For instance, GrabExpress and Lalamove provide clear and strong value in the country. During the pandemic, many people relied on same-day shipping, but they couldn’t send their products to buyers through traditional methods like couriers. How could you do that with something like a cake? You can’t bring cake to a distribution center and deliver it the next day. It would spoil. The same goes for payments. Imagine having to line up at a bank to pay for something you bought on Instagram—no one would buy it.
Kr: You’ve run several companies, including companies that rely heavily on tech, and you deal mostly in goods rather than services. Having worked in both contexts, what are your takeaways?
BC: I do have a few offline businesses. It’s a different mindset altogether. Online businesses are about growth and innovation, while traditional businesses are about sustainability and cash flow. Investors aren’t going to rescue you if you burn through your inventory in a week.
Sometimes, I feel like I manage a tech company too much like a stingy business. SariSuki has a warehouse but not an office because I didn’t want to spend money on one during the pandemic. Occasionally, I treat high-flying tech startups like a traditional business and start saying, “Give everyone a promotion!” Sometimes, the lines blur and I get in trouble for it. I do like the fact that I’m into both online and offline management, and I’m beginning to dig into Web3 as well.
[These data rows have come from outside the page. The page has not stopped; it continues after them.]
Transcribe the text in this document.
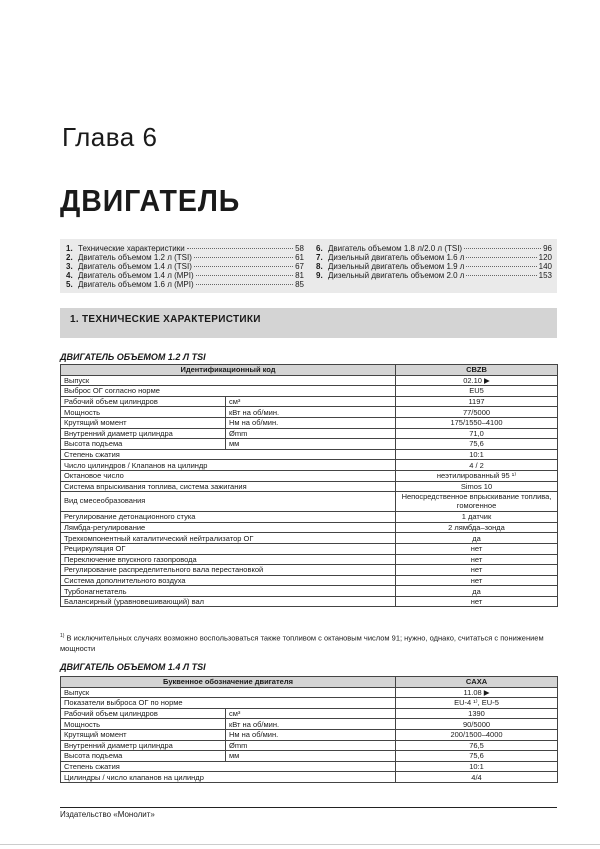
Глава 6
ДВИГАТЕЛЬ
1. Технические характеристики	58
2. Двигатель объемом 1.2 л (TSI)	61
3. Двигатель объемом 1.4 л (TSI)	67
4. Двигатель объемом 1.4 л (MPI)	81
5. Двигатель объемом 1.6 л (MPI)	85
6. Двигатель объемом 1.8 л/2.0 л (TSI)	96
7. Дизельный двигатель объемом 1.6 л	120
8. Дизельный двигатель объемом 1.9 л	140
9. Дизельный двигатель объемом 2.0 л	153
1. ТЕХНИЧЕСКИЕ ХАРАКТЕРИСТИКИ
ДВИГАТЕЛЬ ОБЪЕМОМ 1.2 Л TSI
Идентификационный код		CBZB
Выпуск		02.10 ▶
Выброс ОГ согласно норме		EU5
Рабочий объем цилиндров	см³	1197
Мощность	кВт на об/мин.	77/5000
Крутящий момент	Нм на об/мин.	175/1550–4100
Внутренний диаметр цилиндра	Ømm	71,0
Высота подъема	мм	75,6
Степень сжатия		10:1
Число цилиндров / Клапанов на цилиндр		4 / 2
Октановое число		неэтилированный 95 ¹⁾
Система впрыскивания топлива, система зажигания		Simos 10
Вид смесеобразования		Непосредственное впрыскивание топлива, гомогенное
Регулирование детонационного стука		1 датчик
Лямбда-регулирование		2 лямбда–зонда
Трехкомпонентный каталитический нейтрализатор ОГ		да
Рециркуляция ОГ		нет
Переключение впускного газопровода		нет
Регулирование распределительного вала перестановкой		нет
Система дополнительного воздуха		нет
Турбонагнетатель		да
Балансирный (уравновешивающий) вал		нет
$^{1)}$ В исключительных случаях возможно воспользоваться также топливом с октановым числом 91; нужно, однако, считаться с понижением мощности
ДВИГАТЕЛЬ ОБЪЕМОМ 1.4 Л TSI
Буквенное обозначение двигателя		CAXA
Выпуск		11.08 ▶
Показатели выброса ОГ по норме		EU-4 ¹⁾, EU-5
Рабочий объем цилиндров	см³	1390
Мощность	кВт на об/мин.	90/5000
Крутящий момент	Нм на об/мин.	200/1500–4000
Внутренний диаметр цилиндра	Ømm	76,5
Высота подъема	мм	75,6
Степень сжатия		10:1
Цилиндры / число клапанов на цилиндр		4/4
Издательство «Монолит»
Kr: Have you experienced failure with any of your startups?
BC: I always expect my startups to fail. It’s a failure until you succeed—you’re constantly looking for ways for your business to succeed. Just because you raise funds doesn’t mean you’re successful, it just means people believe in what you’re doing. Success means creating value. It means your stakeholders find value in your company.
A number of my startups have failed either because I was too early in the market or I didn’t focus enough on them, but I learned a lot. I learned how to split my time and attention, and how to structure good teams that can carry the business forward even if I’m not able to spend as much time with them.
Kr: Let’s say we’re two years down the road and SariSuki and Byahe are both doing well. What’s your next move?
BC: I promised my wife I’d rest. Maybe for a year, maybe six months. The thing with SariSuki—and to a certain extent Byahe—is that I don’t see the work stopping. When we build something more established and stable, I wouldn’t want to be the CEO. I want to be the head of business development, so I can continue experimenting and creating products. As long as the business still has space for that, it’s something I can participate in. Running a business is important, I don’t doubt that. It’s just not something I enjoy doing right now. I might in a few more years, when I’m tired and have a head of white hair.
Kr: You were at Grab for more than seven years. What was your crowning achievement as the company’s country head in the Philippines?
BC: I have to say that it was never all me. It was a team effort.
I would say my crowning achievement was the sense of community among the drivers. It’s common in Filipino culture not to simply follow brands, but to follow personalities. That’s the one thing I was proud of: we were able to cultivate and establish the face of the brand to rally the drivers.
It was a double-edged sword because people would either love or hate you. Every time we changed the incentives, people would hate me, but I’d meet the drivers at night to have pizza with them beside gas stations, and build rapport with them. It was a public-facing persona that the people could rally behind.